If instead you are reading the expert's blog post or hastily composed email or chatting with them on an airplane you get a different level of polish and care, but again you can use context to evaluate the source and claims made. Often the result is still "oh yeah this seems pretty insightful" but sometimes "wow, this person shouldn't be speculating outside of their area of expertise because they have no clue about this".

With LLM output, the appropriate assessment (at least in any that I have tried, which is far from exhaustive) is basically always "this is vaguely topical bullshit; you shouldn't trust this at all".

twometwo · 2024-12-23T10:08:52 1734948532

I am just curious about this. You said the word never, and I think your claim can be tested, perhaps you could post a list of five obscure questions for a LLM to answer and then someone could ask that to a good LLM for you, or an expert in that field, to assess the value of the answers.

Edited: I just submitted an ASK HN post about this.

jstummbillig · 2024-12-23T13:11:18 1734959478

> I've never gotten an answer from an LLM to a tricky or obscure question about a subject I already know anything about that seemed remotely competent.

Certainly not my experience with the current SOTA. Without being more specific, it's hard to discuss. Feel free to name something that can be looked at.

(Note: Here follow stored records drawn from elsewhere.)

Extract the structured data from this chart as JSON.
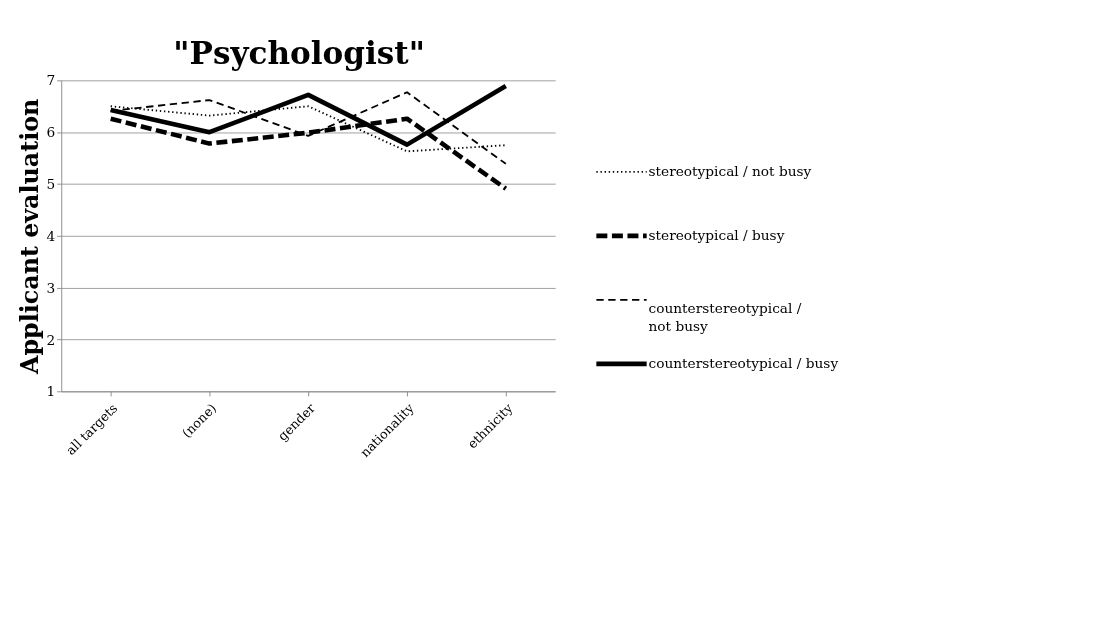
{
  "chart_data": {
    "type": "line",
    "title": "\"Psychologist\"",
    "ylabel": "Applicant evaluation",
    "categories": [
      "all targets",
      "(none)",
      "gender",
      "nationality",
      "ethnicity"
    ],
    "ylim": [
      1,
      7
    ],
    "yticks": [
      1,
      2,
      3,
      4,
      5,
      6,
      7
    ],
    "grid": "y",
    "legend": "right",
    "marker": "none",
    "series": [
      {
        "name": "stereotypical / not busy",
        "color": "#000000",
        "line_style": "dotted",
        "values": [
          6.5,
          6.32,
          6.5,
          5.63,
          5.75
        ]
      },
      {
        "name": "stereotypical / busy",
        "color": "#000000",
        "line_style": "dashed",
        "values": [
          6.26,
          5.78,
          5.99,
          6.26,
          4.91
        ]
      },
      {
        "name": "counterstereotypical / not busy",
        "color": "#000000",
        "line_style": "dashed",
        "values": [
          6.41,
          6.62,
          5.93,
          6.77,
          5.39
        ]
      },
      {
        "name": "counterstereotypical / busy",
        "color": "#000000",
        "line_style": "solid",
        "values": [
          6.43,
          6.0,
          6.72,
          5.76,
          6.89
        ]
      }
    ]
  }
}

SheinhardtWigCo · 2024-12-23T08:31:21 1734942681

The same is true of Google, no?

TeMPOraL · 2024-12-23T08:33:06 1734942786

> A question asked to an AI is not reviewed by anyone, and it's ephemeral. The AI can answer "yes" today, and "no" tomorrow, so it's not possible to build a consensus on whether it answers specific questions correctly.

It's even more so with humans! Most of our conversations are, and has always been, ephemeral and unverifiable (and there's plenty of people who want to undo the little of permanence and verifiability we still have on the Internet...). Along the dimension of permanence and verifiability, asking an LLM is actually much better than asking a human - there's always a log of the conversation you had with the AI produced and stored somewhere for at least a while (even if only until you clear your temp folder), and if you can get ahold of that log, you can not just verify the answers, you can actually debug the AI. You can rerun the conversation with different parameters, different prompting, perhaps even inspect the inference process itself. You can do that ten times, hundred times, a million times, and won't be asked to come to Hague and explain yourself. Now try that with a human :).

Fargren · 2024-12-23T13:05:28 1734959128

The context of my comment was what is the difference between an AI and a history book. Or going back to the top comment, between an AI and an expert.

If you want to compare AI with ephemeral unverifiable conversations with uninformed people, go ahead. But that doesn't make them sound very valuable. I believe they are more valuable than that for sure, but how much, I'm not sure.